Put simply, people need to feel comfortable saying that they’re saving money. Criner said, chuckling, “my friends think I’m joking but I’m like, ‘You guys, I’m poor so if you want to go out with me we’re going to do a picnic in the park.” She also refrained from taking vacations and eating at expensive restaurants to save cash instead. “There needs to be a culture of just being open about money and where people are in their own financial situation,” she explained.

Criner also has what she calls an “accountability buddy,” a friend, or group of friends, whom she checks in with monthly to discuss their savings goals and accomplishments. They ask each other questions like, “Did everyone commit to saving $500 this month? Did you cut out your cable, did you lower your cell phone bill?” she said.

Stay put or downsize.

Criner and Keeney both opted out of moving to nicer digs when their incomes rose over the years. Instead, Keeney stayed in the same home she moved into when she first got to New York City in 2011 until she bought her own place. “I never left that apartment and each time I would get a raise I would just try to push that much more into savings,” she recalled. “It would have been awesome to have a doorman apartment and get my packages shipped to my apartment instead of having [them] sent to work,” she added, but if you’re paying $1,800 a month in that building instead of $1,300 for one with a buzzer, “that’s $500 that you’re basically not saving.”

Bolger added that he’s seen clients move to smaller and cheaper apartments to have extra money to save. “Because the prices are so crazy in the city, particularly in Brooklyn, now there is this feeling that Millennials are downsizing their rent so they can purchase outside of the city,” where they can have a private house with a yard, he explained.

Use banking benefits.

Those being paid by direct-deposit can often have their banks automatically take money out of their paychecks, removing the responsibility of putting it into savings themselves. “I had $1,000 of each paycheck going into my high-yield savings account so I never saw it hit my checking account,” Keeney said. She prefers Synchrony Bank, which offers 1.85% interest for savings accounts, but Criner noted that an investment account with a return of 3 to 5% is even better in the current economy.

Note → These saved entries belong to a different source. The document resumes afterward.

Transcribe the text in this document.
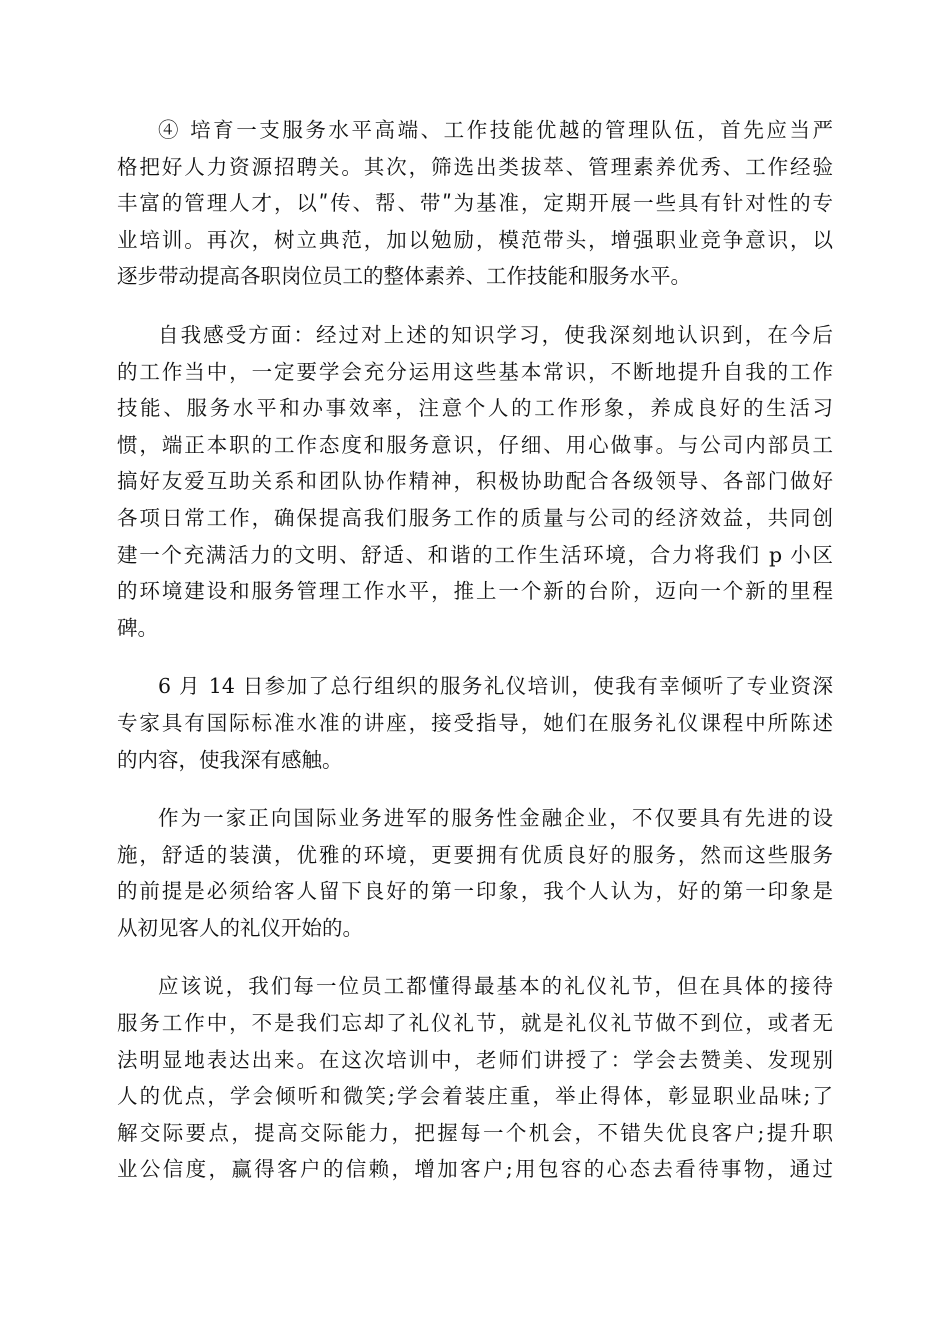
④ 培育一支服务水平高端、工作技能优越的管理队伍，首先应当严
格把好人力资源招聘关。其次，筛选出类拔萃、管理素养优秀、工作经验
丰富的管理人才，以ʺ传、帮、带ʺ为基准，定期开展一些具有针对性的专
业培训。再次，树立典范，加以勉励，模范带头，增强职业竞争意识，以
逐步带动提高各职岗位员工的整体素养、工作技能和服务水平。
自我感受方面：经过对上述的知识学习，使我深刻地认识到，在今后
的工作当中，一定要学会充分运用这些基本常识，不断地提升自我的工作
技能、服务水平和办事效率，注意个人的工作形象，养成良好的生活习
惯，端正本职的工作态度和服务意识，仔细、用心做事。与公司内部员工
搞好友爱互助关系和团队协作精神，积极协助配合各级领导、各部门做好
各项日常工作，确保提高我们服务工作的质量与公司的经济效益，共同创
建一个充满活力的文明、舒适、和谐的工作生活环境，合力将我们 p 小区
的环境建设和服务管理工作水平，推上一个新的台阶，迈向一个新的里程
碑。
6 月 14 日参加了总行组织的服务礼仪培训，使我有幸倾听了专业资深
专家具有国际标准水准的讲座，接受指导，她们在服务礼仪课程中所陈述
的内容，使我深有感触。
作为一家正向国际业务进军的服务性金融企业，不仅要具有先进的设
施，舒适的装潢，优雅的环境，更要拥有优质良好的服务，然而这些服务
的前提是必须给客人留下良好的第一印象，我个人认为，好的第一印象是
从初见客人的礼仪开始的。
应该说，我们每一位员工都懂得最基本的礼仪礼节，但在具体的接待
服务工作中，不是我们忘却了礼仪礼节，就是礼仪礼节做不到位，或者无
法明显地表达出来。在这次培训中，老师们讲授了：学会去赞美、发现别
人的优点，学会倾听和微笑;学会着装庄重，举止得体，彰显职业品味;了
解交际要点，提高交际能力，把握每一个机会，不错失优良客户;提升职
业公信度，赢得客户的信赖，增加客户;用包容的心态去看待事物，通过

In addition, mortgage companies like loanDepot have knowledge of numerous banks and loan programs that can fit various needs, Bonora said. For example, some financial institutions are willing to lend money to freelancers or those with alternative compensation such as company stock, he said. Others, like the Hudson Valley Credit Union, offer adjustable mortgage rates that grow over time. And New York state has a bond program that can require 3% of a purchase price as a down payment or as little as $3,000 in some cases.

Be patient.

From saving the money for a down payment to getting approved for a mortgage and closing on a property, buying a home is a long process, experts said. If you can’t afford to purchase a place immediately, a loan officer can tell you how to get there, Bonora assured. For Criner, from negotiating with the seller to getting approved by her co-op board and picking a closing date, purchasing her apartment took the better part of a year — and that was after she found a place she liked. “Keeping the faith, knowing that you’re closer than you think you are” is key, she said.